So … my voice. It is not where it was. It is not where it finally will be. In the sixteen months since transition it has changed over time, as many other aspects of my “being” have. All these changes just happen as quickly as they can, so you can’t “co-ordinate” their progress, even if you want to, which would probably have been nice.
The most significant improvement is in the baseline, the starting point of my voice when I get up in the morning (assuming I don’t have one of this autumn/winter’s hideous, never-ending colds). When I first transitioned in July 2009 I had started to do a bit of work on my voice, guided by a friend. In the period I was away from work I had the opportunity to focus on it a while, while spending time with a number of trans women friends. That did move things on, but in a not terribly consistent way. Over the past year, in various ways I’ve been able to approach voice more methodically, and as a result see significant benefits – the default, resting state of my voice is in a significantly different place from where it was before transition, and with conscious effort I can get it into an even more positively different state, and happily start to “inhabit” that state (I’ll explain what I mean by that next post).
In the early days of transition I was consciously attempting to modify my voice most of the time I spoke to people. Although my motive was to make a significant, long-term change, the key issue was to be “read” as female outside the house, and voice modification was part of that process. I had a lot of experiences early on of going into a shop, browsing, choosing stuff and being accepted as female until I went to pay and they heard my voice. People were mostly cool about it when they noticed my voice (apart from one particularly horrible guy in Great Yarmouth), but they did notice. The effect on me was feeling as though I was repeatedly failing an audition or a job interview, time after time after time …
The next stage of the experience was coming to understand elements of the voice and vocal apparatus. Not just pitch, but resonance, articulation, learning to use the vocal tract in a different way physically, tonality and modes of speaking, even vocabulary. Of all of these, vocabulary was the element I was least inclined to modify. I resisted the notion of particular words belonging to a given gender, and this was one of the elements of voice modification which to me felt most like conforming to a stereotype. At one level, conforming to a stereotype might have been a comfortable thing to do … and in some ways I guess many transitioning people do it to facilitate the shift in how others perceive us. Interestingly vocabulary has now shifted, but in a way that feels more natural to me.
Once you know about some of the elements of voice, and start to be taught how to modify them, you enter an incredibly self-conscious period. Trans women have to resist the temptation to push pitch artificially high and adopt a falsetto, which will definitely sound wrong. But to begin with there is an awful lot of trial and error in the process, and to some degree that carries on even as elements of your new approach to voice start to become more habitual.
My initial assessment by local speech therapists was a few months before transitioning, and their preference for therapy was to wait until I had transitioned and could therefore work on my voice full-time. By the time therapy was actually offered to me, the local provision had changed from one-to-one to working in a group, primarily I think for financial reasons.
I don’t think group work is ideal – it certainly wasn’t for me. Because everyone’s voice/starting point is different, because people have different capabilities and confidence levels, it is quite difficult to progress as a group. This is not a criticism of the therapists, who were doing as well as they could under constrained circumstances.
So, given the limitation of groupwork, I decided to seek further help elsewhere, and am now working with someone one-to-one. For me, voice felt like an important issue for several reasons.

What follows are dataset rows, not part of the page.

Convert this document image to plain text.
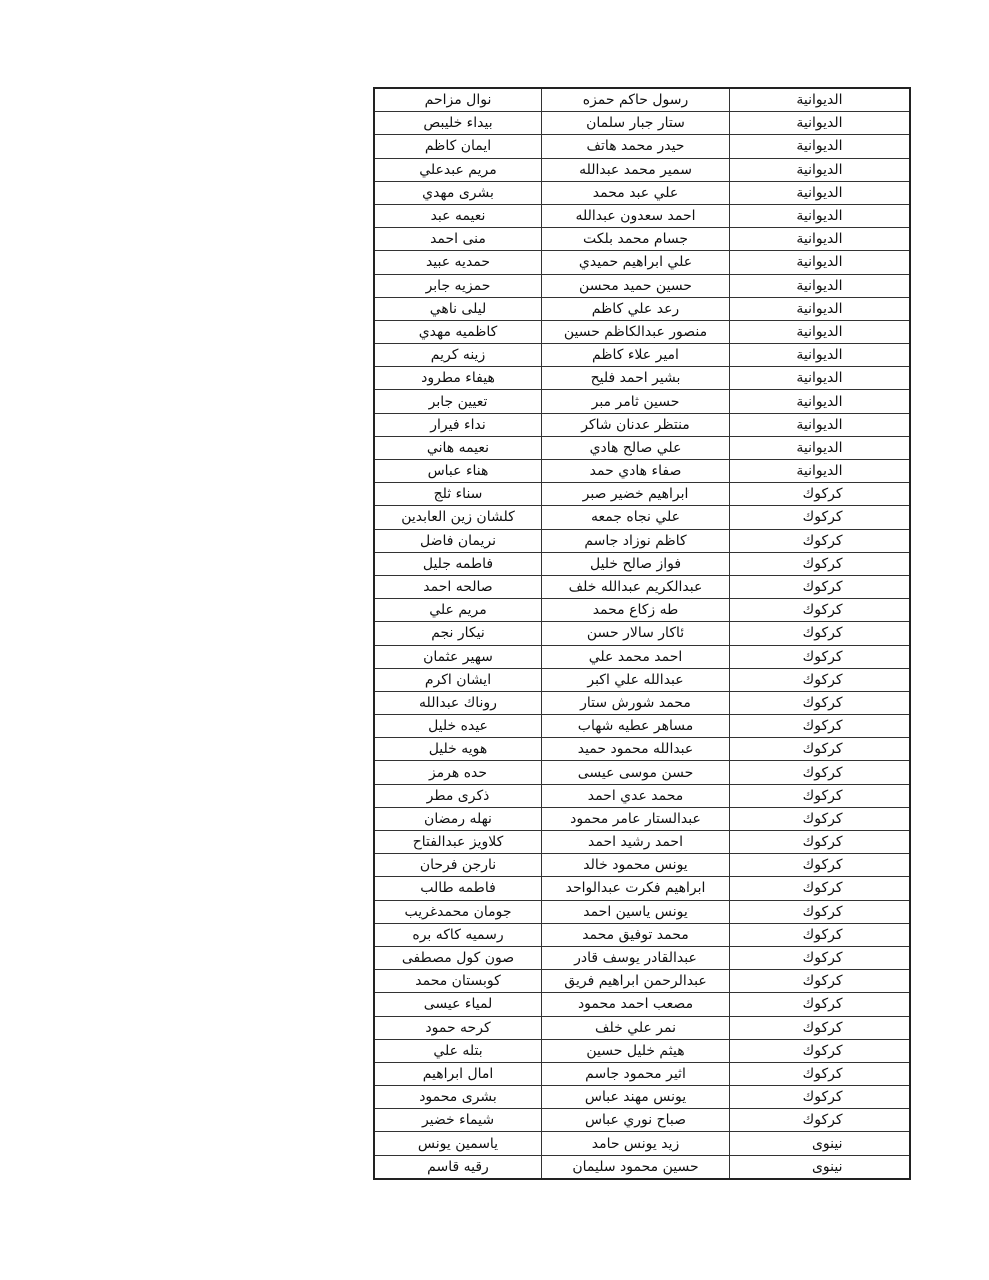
الديوانية	رسول حاكم حمزه	نوال مزاحم
الديوانية	ستار جبار سلمان	بيداء خليبص
الديوانية	حيدر محمد هاتف	ايمان كاظم
الديوانية	سمير محمد عبدالله	مريم عبدعلي
الديوانية	علي عبد محمد	بشرى مهدي
الديوانية	احمد سعدون عبدالله	نعيمه عبد
الديوانية	جسام محمد بلكت	منى احمد
الديوانية	علي ابراهيم حميدي	حمديه عبيد
الديوانية	حسين حميد محسن	حمزيه جابر
الديوانية	رعد علي كاظم	ليلى ناهي
الديوانية	منصور عبدالكاظم حسين	كاظميه مهدي
الديوانية	امير علاء كاظم	زينه كريم
الديوانية	بشير احمد فليح	هيفاء مطرود
الديوانية	حسين ثامر مبر	تعيين جابر
الديوانية	منتظر عدنان شاكر	نداء فيرار
الديوانية	علي صالح هادي	نعيمه هاني
الديوانية	صفاء هادي حمد	هناء عباس
كركوك	ابراهيم خضير صبر	سناء ثلج
كركوك	علي نجاه جمعه	كلشان زين العابدين
كركوك	كاظم نوزاد جاسم	نريمان فاضل
كركوك	فواز صالح خليل	فاطمه جليل
كركوك	عبدالكريم عبدالله خلف	صالحه احمد
كركوك	طه زكاع محمد	مريم علي
كركوك	ئاكار سالار حسن	نيكار نجم
كركوك	احمد محمد علي	سهير عثمان
كركوك	عبدالله علي اكبر	ايشان اكرم
كركوك	محمد شورش ستار	روناك عبدالله
كركوك	مساهر عطيه شهاب	عيده خليل
كركوك	عبدالله محمود حميد	هويه خليل
كركوك	حسن موسى عيسى	حده هرمز
كركوك	محمد عدي احمد	ذكرى مطر
كركوك	عبدالستار عامر محمود	نهله رمضان
كركوك	احمد رشيد احمد	كلاويز عبدالفتاح
كركوك	يونس محمود خالد	نارجن فرحان
كركوك	ابراهيم فكرت عبدالواحد	فاطمه طالب
كركوك	يونس ياسين احمد	جومان محمدغريب
كركوك	محمد توفيق محمد	رسميه كاكه بره
كركوك	عبدالقادر يوسف قادر	صون كول مصطفى
كركوك	عبدالرحمن ابراهيم فريق	كوبستان محمد
كركوك	مصعب احمد محمود	لمياء عيسى
كركوك	نمر علي خلف	كرحه حمود
كركوك	هيثم خليل حسين	بتله علي
كركوك	اثير محمود جاسم	امال ابراهيم
كركوك	يونس مهند عباس	بشرى محمود
كركوك	صباح نوري عباس	شيماء خضير
نينوى	زيد يونس حامد	ياسمين يونس
نينوى	حسين محمود سليمان	رقيه قاسم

In addition to day-to-day functioning as female (as mentioned above) I do a lot of teaching and talking in my professional role, so I want to feel good, and confident about my voice (I’m getting there). Finally, and most crucially, voice has become an incredibly important element of identity for me, one way of demonstrating to the world who I am, and what kind of woman I am. “Owning” my voice in that fundamental way is again, something in progress rather than arrived it, but I can see how far I’ve come, and as with many aspects of my transition I am confident that I’ll get where I want to go with it. In the next post or two I’ll try and explain in a bit more detail what that means and how it feels, and also how it shades into the final area I wanted to look at in respect of “finding a voice” – which is about being seen, heard and respected as female in a whole range of social, professional and other situations.